Año comienza con el peor arranque en casi 40 años, el dólar podría entrar en un mercado bajista prolongado
El inicio de 2025 ha mostrado un dólar debilitado. Hasta el momento, el índice ICE del dólar ha caído aproximadamente un 8.8%, rompiendo la barrera de los 99 puntos, lo que representa el inicio de año más débil desde mediados de los años 80. Aunque las acciones en EE.UU. han recuperado terreno tras los impactos arancelarios, el dólar no ha logrado repuntar de manera similar. En el mercado de divisas se cree ampliamente que las políticas comerciales y fiscales del gobierno de Trump están modificando de manera fundamental la lógica de los inversionistas globales en cuanto a la distribución de activos en dólares.
Peter Vassallo, gerente de inversiones en divisas de Amundi Asset Management, advierte que el dólar podría estar entrando en un "ciclo bajista más prolongado", una tendencia que se asemeja bastante al proceso de devaluación que comenzó en 2002 y duró seis años. Marvin Loh, estratega de State Street, también señala que "existe espacio para una mayor caída del dólar".
La cláusula de “impuesto retaliatorio” agita el mercado, la confianza de los inversionistas tambalea
Otra gran preocupación actual sobre el futuro del dólar proviene de la propuesta del gobierno de Trump del artículo 899 de la ley de pagos. Esta cláusula propone otorgar al gobierno el poder de aplicar un "impuesto retaliatorio" a los inversores de países que imponen "impuestos injustos" a EE.UU. Steven Englander, jefe de divisas de Standard Chartered Bank, sostiene que si esta medida se implementa, desalentará directamente el flujo de capital extranjero, afectando gravemente al dólar.
Aunque inicialmente el mercado fue escéptico respecto a la eficacia de las amenazas arancelarias de Trump, la introducción del "impuesto retaliatorio" ya ha provocado una revaluación generalizada por parte de los inversores institucionales de los activos en dólares.
El aumento global de operaciones de cobertura cuestiona la seguridad del dólar como refugio
Con el dólar, las bolsas y los bonos cayendo simultáneamente en abril, los inversionistas han notado que la capacidad del dólar como refugio seguro se está debilitando, recurriendo a contratos a plazo y otras herramientas para cubrir el riesgo en dólares. Según datos de State Street, los inversionistas institucionales en EE.UU. y Europa, especialmente los fondos de pensiones y compañías de seguros en Dinamarca, han incrementado significativamente su proporción de cobertura en dólares.
El estratega de Deutsche Bank, George Saravelos, señala que este cambio indica que el mercado ha llegado a un consenso amplio sobre la debilidad a largo plazo del dólar. También enfatiza que la posición del dólar en la asignación de activos a nivel global está siendo desafiada, sobre todo en un contexto de creciente tendencia hacia la diversificación global de inversiones.
El déficit fiscal y los flujos de capital global determinan el destino del dólar
En el contexto de un déficit fiscal en EE.UU. que sigue expandiéndose, la confianza de los inversores en el dólar enfrenta mayores pruebas. Vassallo indica que el dólar está sobrevalorado actualmente, siendo esta una de las principales razones para apostar en su contra. A pesar de que la devaluación del dólar parece severa, desde una perspectiva a largo plazo, esta corrección aún se considera moderada.

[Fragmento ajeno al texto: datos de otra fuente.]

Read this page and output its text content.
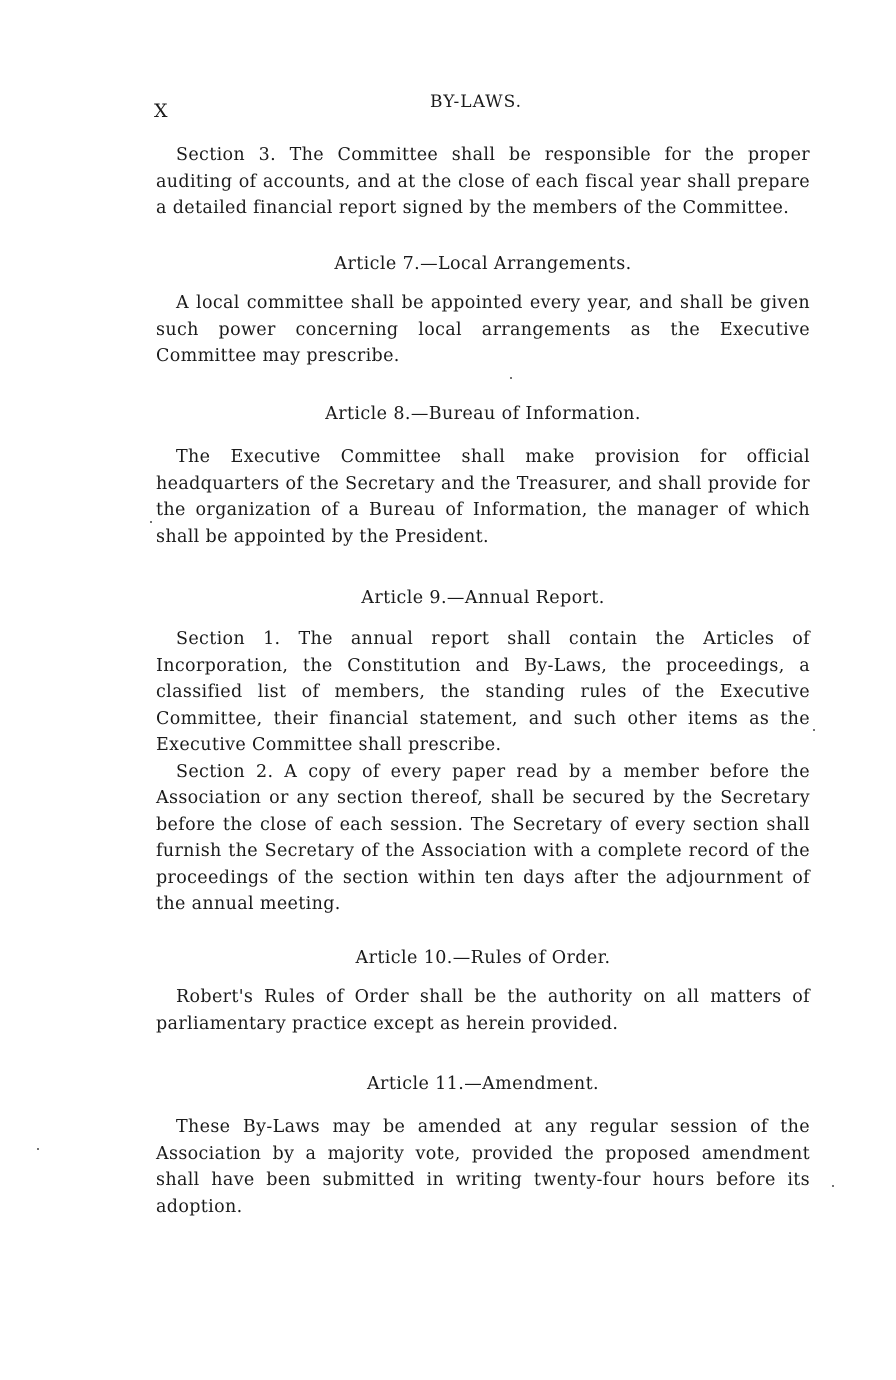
X	BY-LAWS.

Section 3. The Committee shall be responsible for the proper auditing of accounts, and at the close of each fiscal year shall prepare a detailed financial report signed by the members of the Committee.

Article 7.—Local Arrangements.

A local committee shall be appointed every year, and shall be given such power concerning local arrangements as the Executive Committee may prescribe.

Article 8.—Bureau of Information.

The Executive Committee shall make provision for official headquarters of the Secretary and the Treasurer, and shall provide for the organization of a Bureau of Information, the manager of which shall be appointed by the President.

Article 9.—Annual Report.

Section 1. The annual report shall contain the Articles of Incorporation, the Constitution and By-Laws, the proceedings, a classified list of members, the standing rules of the Executive Committee, their financial statement, and such other items as the Executive Committee shall prescribe.

Section 2. A copy of every paper read by a member before the Association or any section thereof, shall be secured by the Secretary before the close of each session. The Secretary of every section shall furnish the Secretary of the Association with a complete record of the proceedings of the section within ten days after the adjournment of the annual meeting.

Article 10.—Rules of Order.

Robert's Rules of Order shall be the authority on all matters of parliamentary practice except as herein provided.

Article 11.—Amendment.

These By-Laws may be amended at any regular session of the Association by a majority vote, provided the proposed amendment shall have been submitted in writing twenty-four hours before its adoption.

Sin embargo, algunos analistas argumentan que si los activos en EE.UU. vuelven a demostrar un "excepcionalismo estadounidense", el dólar podría recuperarse. Un mercado de acciones fuerte y un desempeño económico superior al resto del mundo aún podrían atraer capital internacional de regreso a EE.UU.
El índice ICE sigue bajo presión, las monedas de mercados emergentes se fortalecen
Hasta el momento, el índice ICE del dólar ha caído nuevamente un 0.6%, situándose en 98.75. El dólar no solo está perdiendo terreno frente a las monedas de mercados desarrollados, sino que también continúa su depreciación frente a divisas de mercados emergentes como el peso mexicano y el real brasileño. Diversos indicios muestran que el dólar enfrenta múltiples presiones negativas, lo que hace poco probable una recuperación clara en el corto plazo. El mercado estará atento a la dirección de las políticas estadounidenses y las tendencias de flujo de capital, en busca de una nueva lógica de valoración para el dólar.